December 2019 Newsletter
The month we discuss the various benefits that refinancing your home loan can provide and the outline differences between an Owner-Occupied and Investment Loan.
The Benefits of Refinancing Your Home Loan
If you weren’t thinking of refinancing your home loan, you may want to think again. With the help from our team, you could save hundreds by refinancing your loan. Below are a few benefits to refinancing that you may want to consider.
Reduce your monthly loan repayments
If you refinance to a home loan with a cheaper interest rate you will be able to reduce your monthly payments and your overall mortgage balance, saving you thousands of dollars in interest.
Improve your new home
With the extra funds available to use from lowering your interest rate, you can fund the cost of any renovations or constructions you would like to make on your property without taking out another loan.
Consolidate your debt
One of the options you have when you refinance is to be able to consolidate all of your debts into one loan which makes it easier for you to manage multiple payments.
Potential tax benefits
By refinancing to another loan and using the savings to invest you can potentially take advantage of potential tax benefits such as negative gearing and depreciation benefits.
Due to all the potential benefits of refinancing your home loan, it is a choice worth considering. A mortgage broker will help you unlock these benefits by finding you the best home loan for you possible.
The Differences Between Owner-Occupied and Investment Loans
When you buy a home whether it is classified as owner-occupied or investment depends on your intentions behind buying the property. If you are planning to sell the property for a profit on what you originally bought it for or rent it out, then it would be an investment property. If you were planning to live in the home, you bought then it would be an owner-occupied home loan. It’s straightforward but each classification has important implications for applying for your home loan.

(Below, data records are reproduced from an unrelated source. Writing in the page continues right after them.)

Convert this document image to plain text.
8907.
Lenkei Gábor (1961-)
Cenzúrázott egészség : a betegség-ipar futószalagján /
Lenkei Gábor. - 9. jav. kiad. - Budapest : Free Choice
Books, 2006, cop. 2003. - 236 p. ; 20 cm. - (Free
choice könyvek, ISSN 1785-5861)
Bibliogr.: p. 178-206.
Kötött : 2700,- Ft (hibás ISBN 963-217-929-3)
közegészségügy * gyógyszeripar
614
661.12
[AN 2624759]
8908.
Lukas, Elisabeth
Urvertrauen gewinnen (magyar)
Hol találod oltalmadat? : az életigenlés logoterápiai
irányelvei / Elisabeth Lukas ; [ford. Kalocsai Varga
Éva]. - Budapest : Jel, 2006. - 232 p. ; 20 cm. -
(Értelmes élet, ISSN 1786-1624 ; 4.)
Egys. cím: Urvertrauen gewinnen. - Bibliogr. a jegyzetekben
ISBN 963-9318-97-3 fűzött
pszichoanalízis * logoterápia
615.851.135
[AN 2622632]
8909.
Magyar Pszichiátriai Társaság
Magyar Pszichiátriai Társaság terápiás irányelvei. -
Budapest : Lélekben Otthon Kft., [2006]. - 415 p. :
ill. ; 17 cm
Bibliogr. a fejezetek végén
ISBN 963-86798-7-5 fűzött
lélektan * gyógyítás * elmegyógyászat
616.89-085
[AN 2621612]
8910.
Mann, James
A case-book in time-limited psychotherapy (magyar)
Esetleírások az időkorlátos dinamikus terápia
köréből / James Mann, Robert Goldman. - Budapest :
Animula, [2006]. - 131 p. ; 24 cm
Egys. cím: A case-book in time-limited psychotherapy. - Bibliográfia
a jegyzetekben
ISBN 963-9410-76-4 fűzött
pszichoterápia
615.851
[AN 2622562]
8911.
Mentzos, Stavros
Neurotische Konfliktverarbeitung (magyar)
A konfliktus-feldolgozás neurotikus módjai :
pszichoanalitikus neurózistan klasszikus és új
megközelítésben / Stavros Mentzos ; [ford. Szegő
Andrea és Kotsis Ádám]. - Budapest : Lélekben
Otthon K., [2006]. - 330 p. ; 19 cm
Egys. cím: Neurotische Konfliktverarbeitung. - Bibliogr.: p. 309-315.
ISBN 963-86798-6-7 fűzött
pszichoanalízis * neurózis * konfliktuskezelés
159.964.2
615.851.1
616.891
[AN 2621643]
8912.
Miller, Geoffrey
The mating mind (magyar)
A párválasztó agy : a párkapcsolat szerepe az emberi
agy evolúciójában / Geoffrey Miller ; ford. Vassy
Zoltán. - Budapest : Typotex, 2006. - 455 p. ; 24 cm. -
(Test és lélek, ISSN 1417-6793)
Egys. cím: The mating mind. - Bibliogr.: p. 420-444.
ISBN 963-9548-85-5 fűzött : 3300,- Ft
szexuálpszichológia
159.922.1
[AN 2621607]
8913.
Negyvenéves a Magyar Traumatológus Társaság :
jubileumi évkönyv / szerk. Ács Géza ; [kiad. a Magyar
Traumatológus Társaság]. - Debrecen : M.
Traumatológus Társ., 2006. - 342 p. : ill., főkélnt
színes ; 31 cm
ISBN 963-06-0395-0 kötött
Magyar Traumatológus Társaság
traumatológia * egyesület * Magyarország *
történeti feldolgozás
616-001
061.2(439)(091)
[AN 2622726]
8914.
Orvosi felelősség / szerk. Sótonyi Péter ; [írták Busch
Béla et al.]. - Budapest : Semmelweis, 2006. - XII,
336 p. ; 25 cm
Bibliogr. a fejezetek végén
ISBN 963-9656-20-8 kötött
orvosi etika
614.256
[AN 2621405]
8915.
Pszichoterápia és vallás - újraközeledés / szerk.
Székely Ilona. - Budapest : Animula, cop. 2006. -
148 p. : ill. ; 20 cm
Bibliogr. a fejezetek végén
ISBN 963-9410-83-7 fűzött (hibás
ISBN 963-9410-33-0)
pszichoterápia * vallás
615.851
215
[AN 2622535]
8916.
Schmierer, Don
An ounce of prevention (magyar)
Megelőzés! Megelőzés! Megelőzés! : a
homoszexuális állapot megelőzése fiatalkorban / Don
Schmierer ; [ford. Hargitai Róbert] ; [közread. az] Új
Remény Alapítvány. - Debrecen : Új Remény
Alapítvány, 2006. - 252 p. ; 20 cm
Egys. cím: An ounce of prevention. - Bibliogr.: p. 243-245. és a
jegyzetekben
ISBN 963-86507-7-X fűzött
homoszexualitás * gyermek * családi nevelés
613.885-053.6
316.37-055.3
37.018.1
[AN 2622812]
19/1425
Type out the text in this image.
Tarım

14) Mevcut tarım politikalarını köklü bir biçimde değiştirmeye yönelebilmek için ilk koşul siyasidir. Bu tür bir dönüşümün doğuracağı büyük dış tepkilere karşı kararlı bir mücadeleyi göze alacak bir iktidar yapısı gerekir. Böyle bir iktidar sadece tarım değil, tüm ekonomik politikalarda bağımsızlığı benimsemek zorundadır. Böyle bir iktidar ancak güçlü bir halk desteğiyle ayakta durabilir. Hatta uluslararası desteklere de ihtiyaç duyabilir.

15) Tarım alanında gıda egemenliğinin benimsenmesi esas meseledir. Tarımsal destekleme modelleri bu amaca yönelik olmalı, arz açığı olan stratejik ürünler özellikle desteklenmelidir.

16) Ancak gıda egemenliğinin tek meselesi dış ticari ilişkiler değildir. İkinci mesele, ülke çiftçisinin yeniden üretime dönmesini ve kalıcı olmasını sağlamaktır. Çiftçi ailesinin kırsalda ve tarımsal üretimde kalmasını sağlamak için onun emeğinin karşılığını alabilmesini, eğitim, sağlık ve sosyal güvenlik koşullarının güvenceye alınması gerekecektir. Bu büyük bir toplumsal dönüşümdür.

Each type of home loan has varying level of interest rates with investment loans usually being the more expensive of the two. Additionally, investment loans also have higher closing and ongoing fees. So overall, they tend to be the more expensive home loan choice.
Banks are becoming more reluctant with approving investment loans, so the requirements are often stricter when applying for one. The most important thing is to be able to show you have enough funds set aside to pay off the mortgage. How much you’ll need depends on a few factors such as the number of repayments, the amount you’ll receive from rent, your debt to income ratio and the potential appreciation of your property.
Because of the increased expenses and requirements with applying for an investment loan, it can be tempting to try and get an owner-occupier loan even if you aren’t planning to live in the property. Unfortunately, because of the higher risk involved for the lender, loan agents are well trained to determine if you’re committing occupancy fraud so it’s not worth the risk.
It’s important to understand what your intentions are when you purchase a home, so you know which loan to apply for and the differences between the two.